A data point not included in the MMRC’s review, but in which similar disparities appear, is the city’s preterm birth rate. Preterm births occur when a baby is born before the 37th week of pregnancy, according to the Centers for Disease Control and Prevention, and are the second-leading cause of infant mortality in the nation. D.C.’s preterm birth rate improved from 10.4 in 2019 (equating to a grade of D+) to 9.8 in 2020, a rating of a C, according to the March of Dimes. But the disparity ratio between preterm births of Black and white babies did not improve.

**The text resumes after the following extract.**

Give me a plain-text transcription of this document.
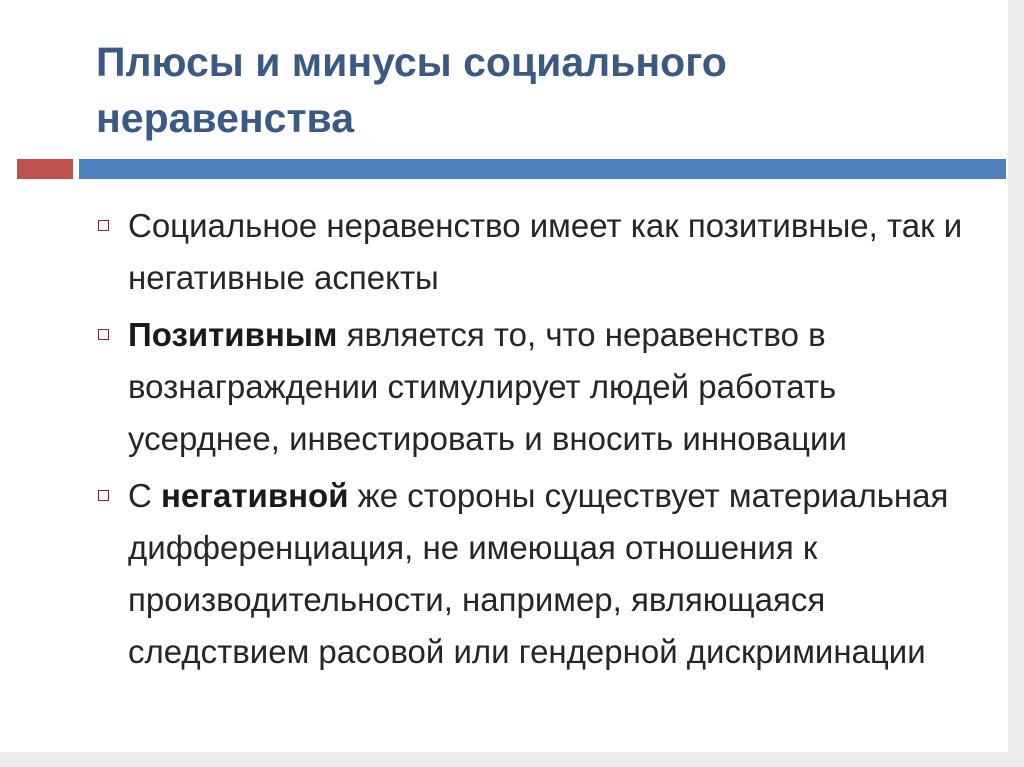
Плюсы и минусы социального неравенства
Социальное неравенство имеет как позитивные, так и негативные аспекты
Позитивным является то, что неравенство в вознаграждении стимулирует людей работать усерднее, инвестировать и вносить инновации
С негативной же стороны существует материальная дифференциация, не имеющая отношения к производительности, например, являющаяся следствием расовой или гендерной дискриминации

Since the formation of the MMRC in 2018, D.C. lawmakers have passed a number of initiatives aimed at improving pregnancy outcomes and bolstering support for mothers in the city. The 2022 budget includes investments in a D.C. Medicaid plan to reimburse doula services starting this fall and funding for transportation costs to medical visits. But the MMRC’s report outlines further solutions — like increasing the availability of inpatient social workers to support a patient during hospitalization, and large-scale changes to the transition from in-hospital care to in-home care.
“So many of our patients in our case reviews, they have multiple intersecting levels of vulnerability,” says Marea. “Often there’s an aspect of isolation and lack of social support, and also a medical complexity that can be really difficult to navigate. One of the things that we as a committee hope for our prenatal patients, and particularly for our perinatal patients with complex medical or social needs, is that they have someone who is proactively reaching out to them to ensure that they understand their diagnosis.”
The committee, still playing catch up from time lost during COVID, plans to release its report on 2019-2020 data in July. Marea says as the committee continues its work, they’re looking to implement an interviewer program to speak with families who lost a loved one during or related to pregnancy. Their also hoping to expand their research on maternal morbidity, which refers to severe unexpected outcomes of labor and delivery that result in short or long-term health consequences.
“We have to have the political will and public health approach of moving farther upstream, of doing better care of our children who are involved with Child Protective Services in the foster care system, taking better care of families that experience housing insecurity, having earlier screenings for children and adolescents who are exposed to adverse childhood experiences, addressing excess stress within our communities related to transportation, excess policing, community violence, and environmental stressors,” says Marea. “So women at 23-years-old don’t have heart disease because they haven’t already accumulated so much physical, psychological, environmental and structural stress that their bodies are at risk for these pregnancy complications.”